I have been open in the past that I was diagnosed with depression several years ago. I struggle with anxiety as well—at a lesser level. I thought I’d just list a few things that have helped me with my battle. I can say that I am doing much better in part because of these practices. These things won’t necessarily make you “better,'” but they can make life more manageable. For me, they have brought me to place of freedom I once thought was impossible.
1. Talk about what troubles you to the right people.
I have certain friends who help me. They seem to know the right thing to say or do when I am feeling blue. I’ve also seen some counselors and therapists who were a great support to me. Inherit in this suggestion is to not talk to the wrong people if you want to get better. Some folks in my life have a way of bringing me down with them. It doesn’t mean that I am not friends with them, but I don’t seek their help when I am depressed.

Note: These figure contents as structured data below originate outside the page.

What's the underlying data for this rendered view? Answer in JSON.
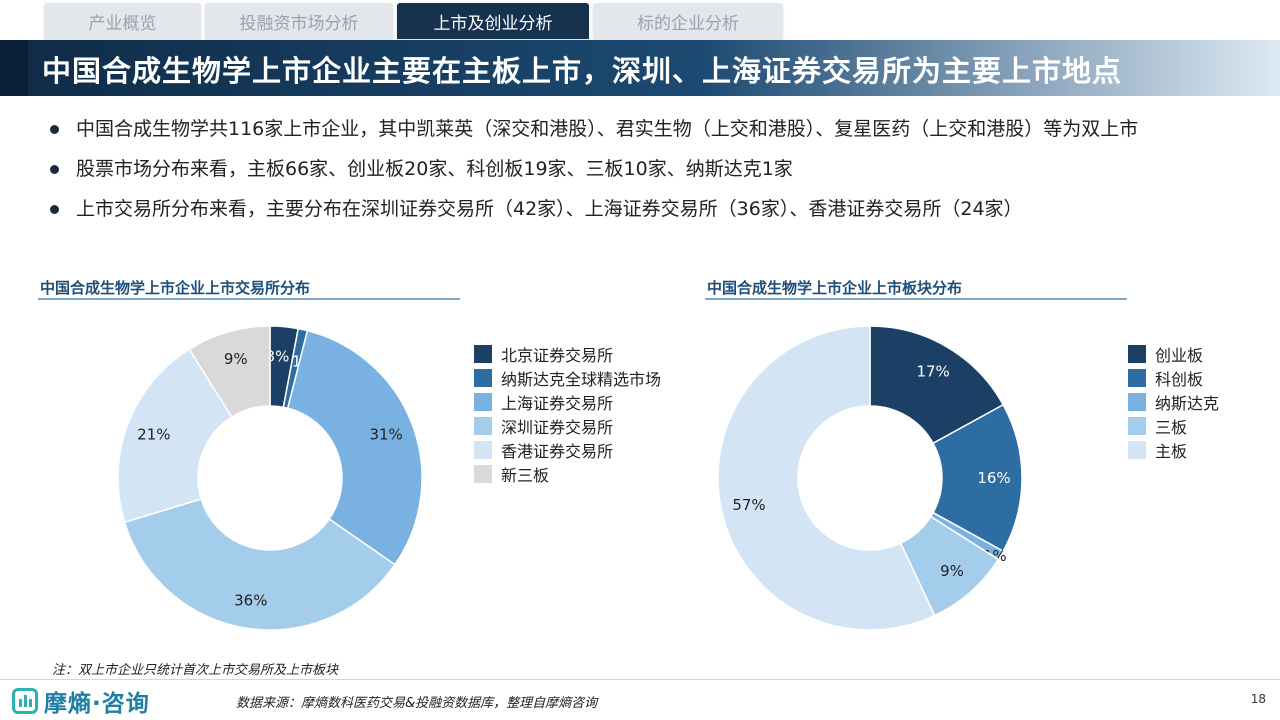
{
  "tabs": [
    {
      "label": "产业概览",
      "active": false
    },
    {
      "label": "投融资市场分析",
      "active": false
    },
    {
      "label": "上市及创业分析",
      "active": true
    },
    {
      "label": "标的企业分析",
      "active": false
    }
  ],
  "title": "中国合成生物学上市企业主要在主板上市，深圳、上海证券交易所为主要上市地点",
  "bullets": [
    "中国合成生物学共116家上市企业，其中凯莱英（深交和港股）、君实生物（上交和港股）、复星医药（上交和港股）等为双上市",
    "股票市场分布来看，主板66家、创业板20家、科创板19家、三板10家、纳斯达克1家",
    "上市交易所分布来看，主要分布在深圳证券交易所（42家）、上海证券交易所（36家）、香港证券交易所（24家）"
  ],
  "chart_data": [
    {
      "type": "pie",
      "title": "中国合成生物学上市企业上市交易所分布",
      "donut": true,
      "categories": [
        "北京证券交易所",
        "纳斯达克全球精选市场",
        "上海证券交易所",
        "深圳证券交易所",
        "香港证券交易所",
        "新三板"
      ],
      "values": [
        3,
        1,
        31,
        36,
        21,
        9
      ],
      "labels": [
        "3%",
        "1%",
        "31%",
        "36%",
        "21%",
        "9%"
      ],
      "colors": [
        "#1c3f66",
        "#2e6da4",
        "#79b2e2",
        "#a4cceb",
        "#d3e5f5",
        "#d9d9d9"
      ],
      "legend_position": "right"
    },
    {
      "type": "pie",
      "title": "中国合成生物学上市企业上市板块分布",
      "donut": true,
      "categories": [
        "创业板",
        "科创板",
        "纳斯达克",
        "三板",
        "主板"
      ],
      "values": [
        17,
        16,
        1,
        9,
        57
      ],
      "labels": [
        "17%",
        "16%",
        "1%",
        "9%",
        "57%"
      ],
      "colors": [
        "#1c3f66",
        "#2e6da4",
        "#79b2e2",
        "#a4cceb",
        "#d3e5f5"
      ],
      "legend_position": "right"
    }
  ],
  "footer": {
    "note": "注：双上市企业只统计首次上市交易所及上市板块",
    "logo_text": "摩熵·咨询",
    "source": "数据来源：摩熵数科医药交易&投融资数据库，整理自摩熵咨询",
    "page_number": "18"
  }
}
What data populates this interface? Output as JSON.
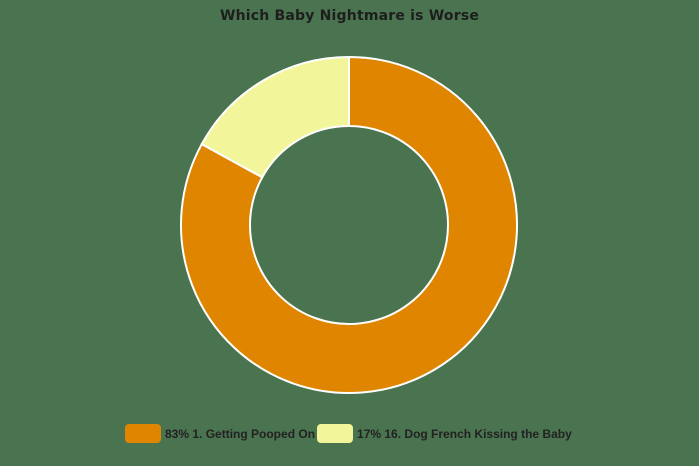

2. Be physically healthy—to a point.
There’s a connection to our physical and emotional well being. I am no poster child for fitness. I try to exercise and eat well … most days. For me, a militant diet or exercise regime can actually do more harm than good. I can get down on myself for falling short of my rigid expectations which can lead to depression. But what I know is that if I don’t exercise for a week while consuming lots of simple sugars and fast food … I can crash in a bad way. Moderation here is the key to me.
3. Center spiritually.
I need a few minutes everyday to be in silence and reflect on my blessed life. I do this in the car a lot. I’ve also journaled from time to time. Especially if you ever feel lonely this is important. It’s a great paradox that intentional solitude can begin to cure loneliness. Give yourself 5 minutes of solitude every day and see if it works. You’ll find yourself wanting more and more.
4. Seek vocational integrity.
Most of us spend more time at work than we do anywhere else. Our work has a huge impact on us emotionally. Maybe you aren’t in an ideal work situation. Don’t quit with no plan. That will make you super depressed. But do make a plan to find a job that aligns better with who you are. It may be a 5 or 10 year plan, but working your plan every day will remind you that you aren’t trapped … you are headed somewhere better. If you do generally like your work, then intentionally focus on being grateful for what you do. Gratefulness is one of the biggest weapons against depression and anxiety.
5. Be open to medication.
I resisted medication for years. I thought it would change me in negative ways. Finally, at the urging of a therapist-friend, I tried it. It helped. Of course we can become dependent and overly medicated if we aren’t careful, but my experience is that more people resist it than are open to it. Sensing we need help, many of us can tend to self-medicate with alcohol and street drugs, leading us down a self-destructive pathway. Often physician-directed medication can be a temporary boost that gives us the clarity we need to make better choices.